The N-generation (social networking generation) today is more familiar with digital gadgets than any other generation. From first graders in elementary school to graduate students in college using Facebook,® Twitter,® iPad,® and cell phones apps for communication on a daily basis, they tend to be used to technology-oriented learning environments. In addition to the N-generation’s fluency in communication technologies, many other factors have propelled the transformation of pedagogical methods from the traditional classroom setting to interactive learning. For example, communication technologies for interaction and instructions are commonplace in educational sectors because the use of them saves time and offers flexibility (Shea, Motiwalla, & Lewis, 2001; Sullivan, 2001). Further, digital interactivity has become a norm in communicating between educators and learners (Benbunan-Fich et al., 2001; Phillips, 1998).

Overall research on communication technologies as instructional tools suggests that the effectiveness of technologies is threefold. First, many studies tout the functionality of communication technologies used for education. A second group of research reports the opposite of the functionality, which addresses counterproductive pedagogical effectiveness as a result of communication technology use for teaching and learning. Another body of research emphasizes customized effects of technologies as they fit in specific pedagogy.

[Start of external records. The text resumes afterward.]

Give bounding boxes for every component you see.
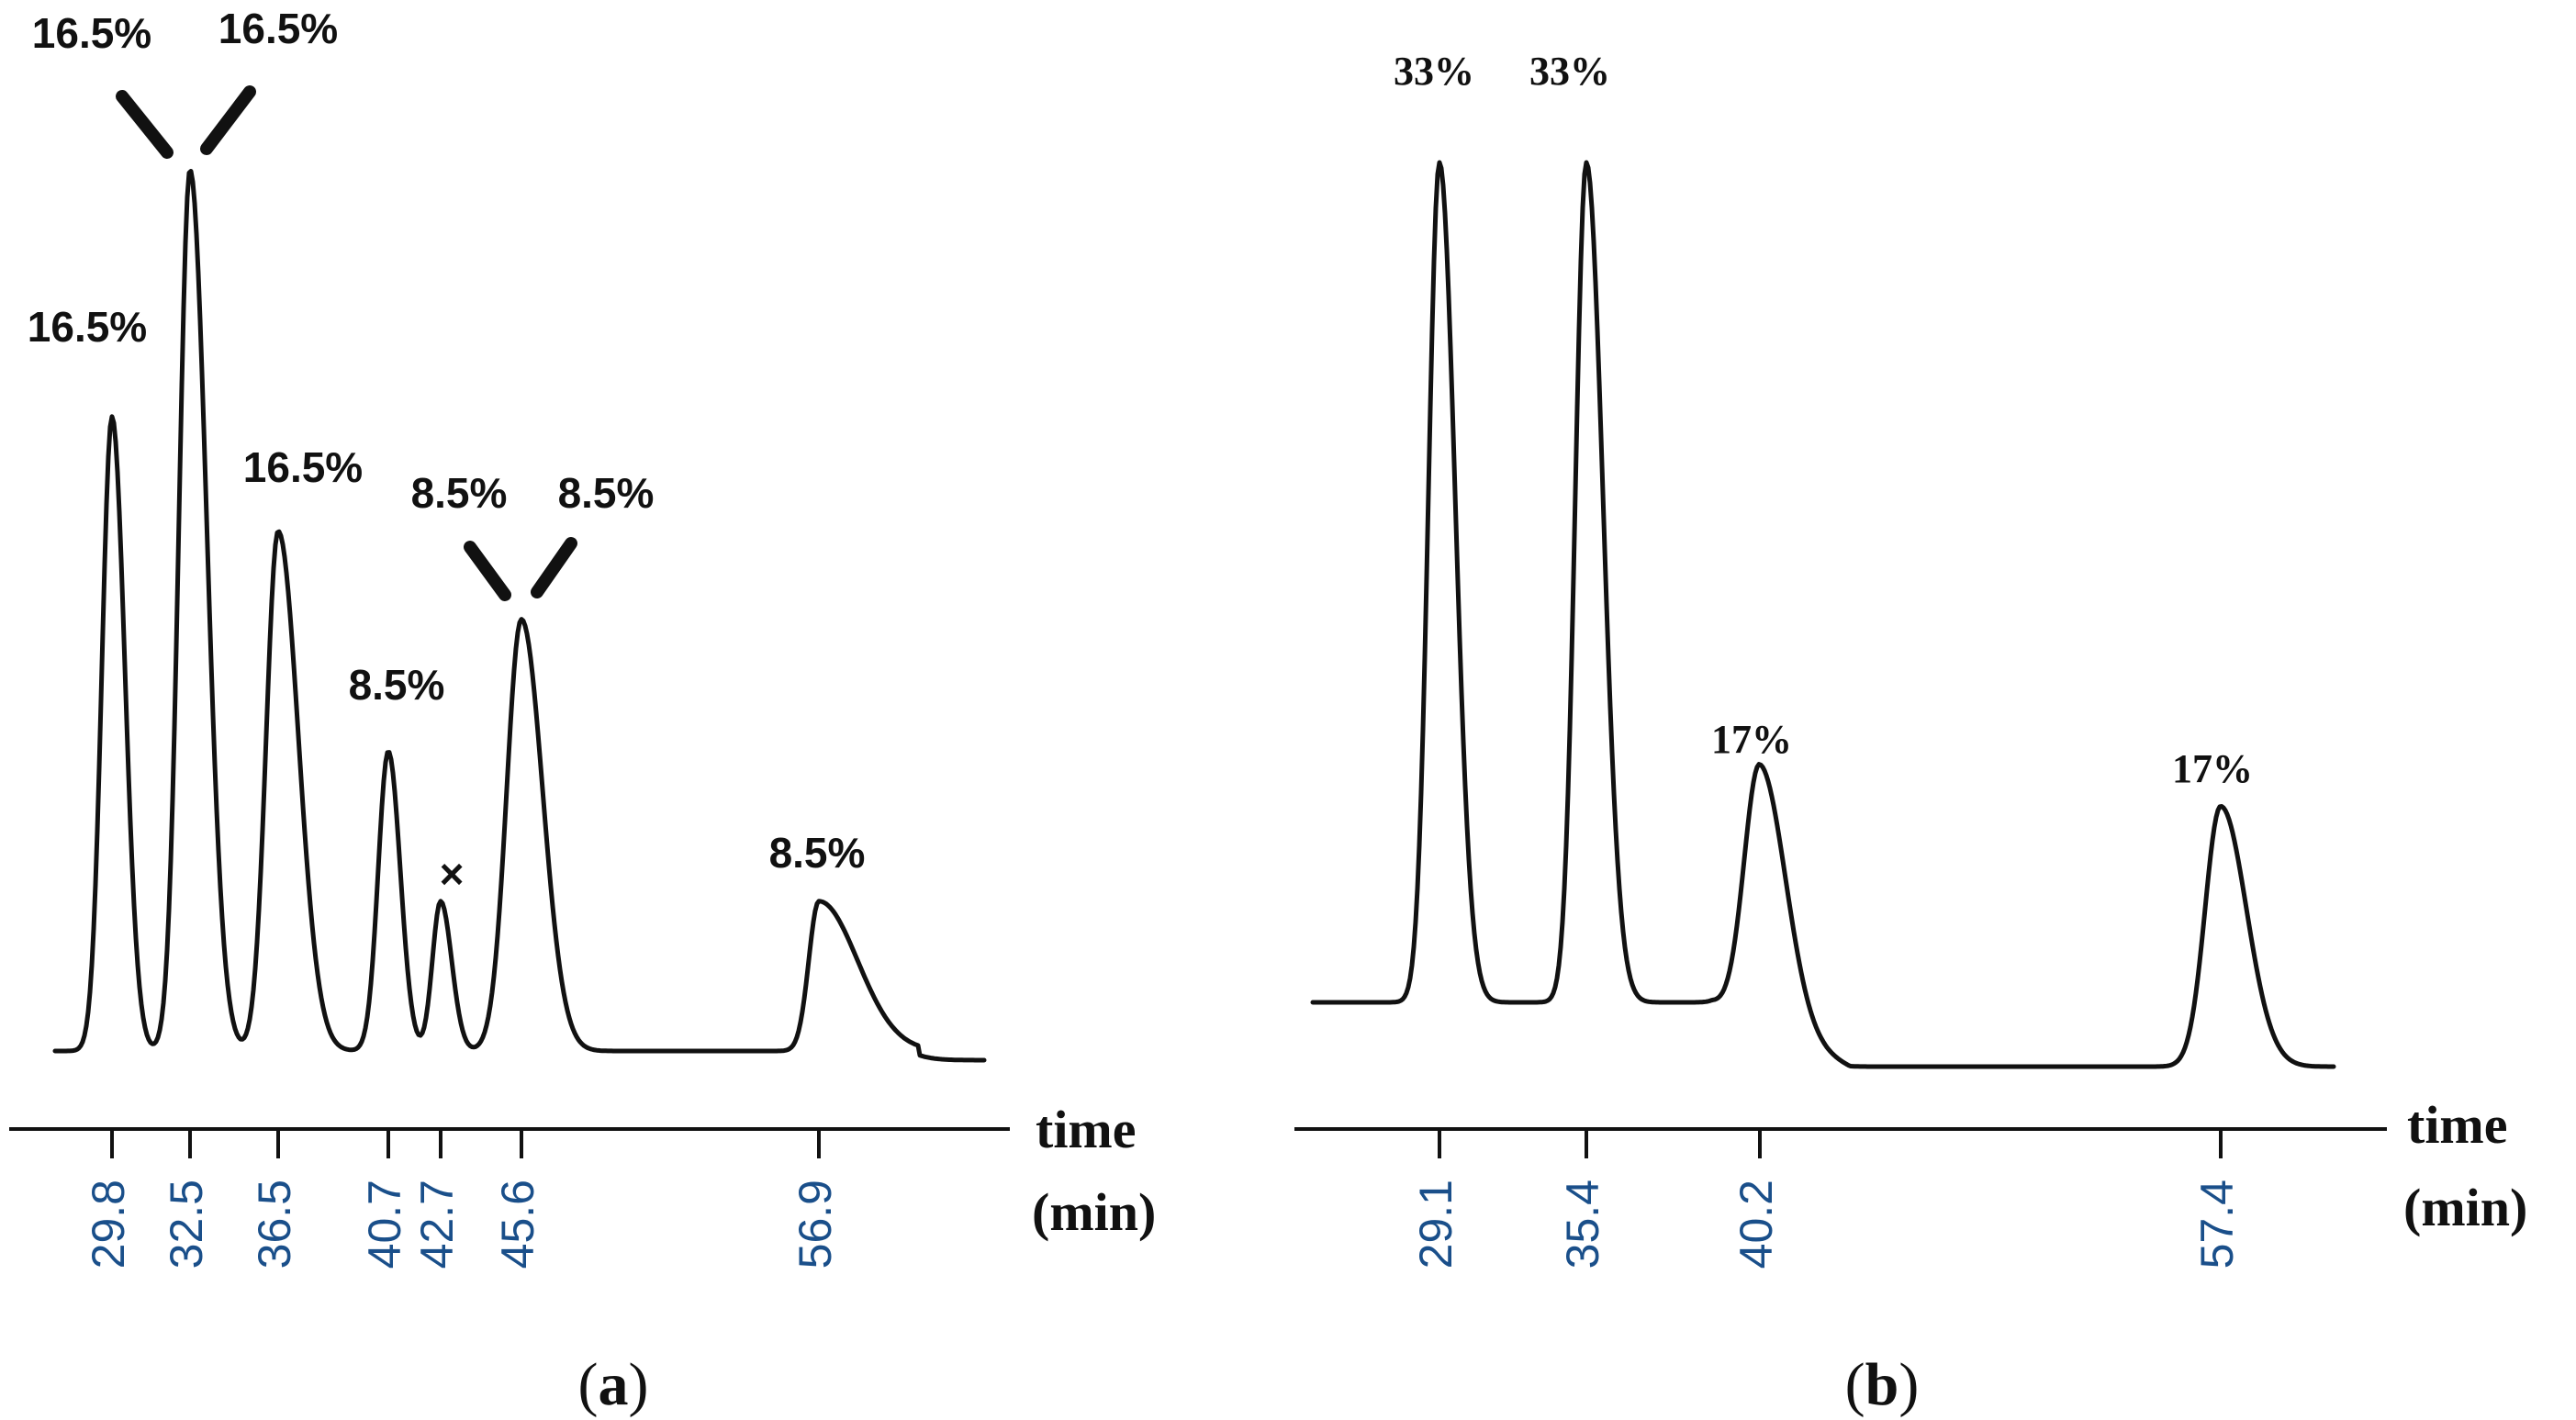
peak-label-group-a: 16.5% 16.5% 8.5% 8.5% × 16.5% 16.5% 8.5% 8.5%: [28, 5, 866, 898]
x-tick-label: 56.9: [790, 1180, 841, 1269]
panel-letter-a: a: [599, 1351, 629, 1418]
coelution-label: 8.5%: [558, 469, 655, 517]
x-tick-label: 45.6: [492, 1180, 543, 1269]
coelution-label: 16.5%: [32, 9, 151, 57]
x-label-unit-b: (min): [2403, 1178, 2527, 1237]
peak-label: 8.5%: [349, 661, 445, 709]
x-tick-label: 40.2: [1730, 1180, 1782, 1269]
peak-label: 33%: [1394, 49, 1474, 94]
x-tick-label: 57.4: [2191, 1180, 2243, 1269]
coelution-label: 8.5%: [411, 469, 508, 517]
coelution-pointer: [464, 541, 511, 601]
coelution-pointer: [531, 537, 577, 598]
x-label-time-b: time: [2407, 1095, 2508, 1155]
x-label-unit-a: (min): [1032, 1182, 1156, 1242]
x-tick-label: 32.5: [161, 1180, 212, 1269]
coelution-pointer: [200, 85, 256, 155]
panel-b: 29.1 35.4 40.2 57.4 33% 33% 17% 17% time (min)…: [1294, 49, 2527, 1418]
chromatogram-trace-b: [1310, 160, 2336, 1069]
coelution-label: 16.5%: [218, 5, 338, 52]
x-tick-label: 42.7: [411, 1180, 463, 1269]
tick-group-b: 29.1 35.4 40.2 57.4: [1410, 1129, 2243, 1269]
peak-label: 16.5%: [243, 443, 363, 491]
panel-label-a: (a): [578, 1351, 649, 1418]
peak-label: 17%: [1711, 717, 1792, 762]
x-tick-label: 29.8: [83, 1180, 134, 1269]
peak-label: 33%: [1529, 49, 1610, 94]
panel-label-b: (b): [1845, 1351, 1920, 1418]
x-tick-label: 29.1: [1410, 1180, 1462, 1269]
coelution-pointer: [116, 90, 174, 159]
panel-letter-b: b: [1865, 1351, 1899, 1418]
chromatogram-trace-a: [52, 169, 987, 1063]
peak-label: 8.5%: [769, 829, 866, 877]
tick-group-a: 29.8 32.5 36.5 40.7 42.7 45.6 56.9: [83, 1129, 841, 1269]
peak-label: 16.5%: [28, 303, 147, 351]
x-tick-label: 40.7: [359, 1180, 410, 1269]
impurity-marker: ×: [440, 850, 465, 898]
panel-a: 29.8 32.5 36.5 40.7 42.7 45.6 56.9 16.5% 16.5% 8…: [9, 5, 1156, 1418]
x-label-time-a: time: [1036, 1100, 1137, 1159]
x-tick-label: 36.5: [249, 1180, 300, 1269]
peak-label: 17%: [2172, 746, 2253, 791]
x-tick-label: 35.4: [1557, 1180, 1608, 1269]
peak-label-group-b: 33% 33% 17% 17%: [1394, 49, 2253, 791]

According to positive effects, communication technologies with the interactive nature enhance learner participation in class discussion, recall and understanding of class materials, teamwork skills, and overall enjoyment of class (Uektschy, 2001). Segmented categories of pedagogy are useful in applying communication technologies to teaching. Research found that subject knowledge, course management, and student management skills combined with interactive communication technologies for a course produced promising outcomes of the adoption (Madhavaram & Laverie, 2010). A computer-aided tutor system positively influenced students’ level of learning and classroom functioning (Aleven, Stahl, Schworm, Fischer, & Wallace, 2003; Schofield, Eurich-Fulcer, & Britt, 1994). Use of communication technologies for class also facilitates student interest in and understanding of subjects (Miller, 2009).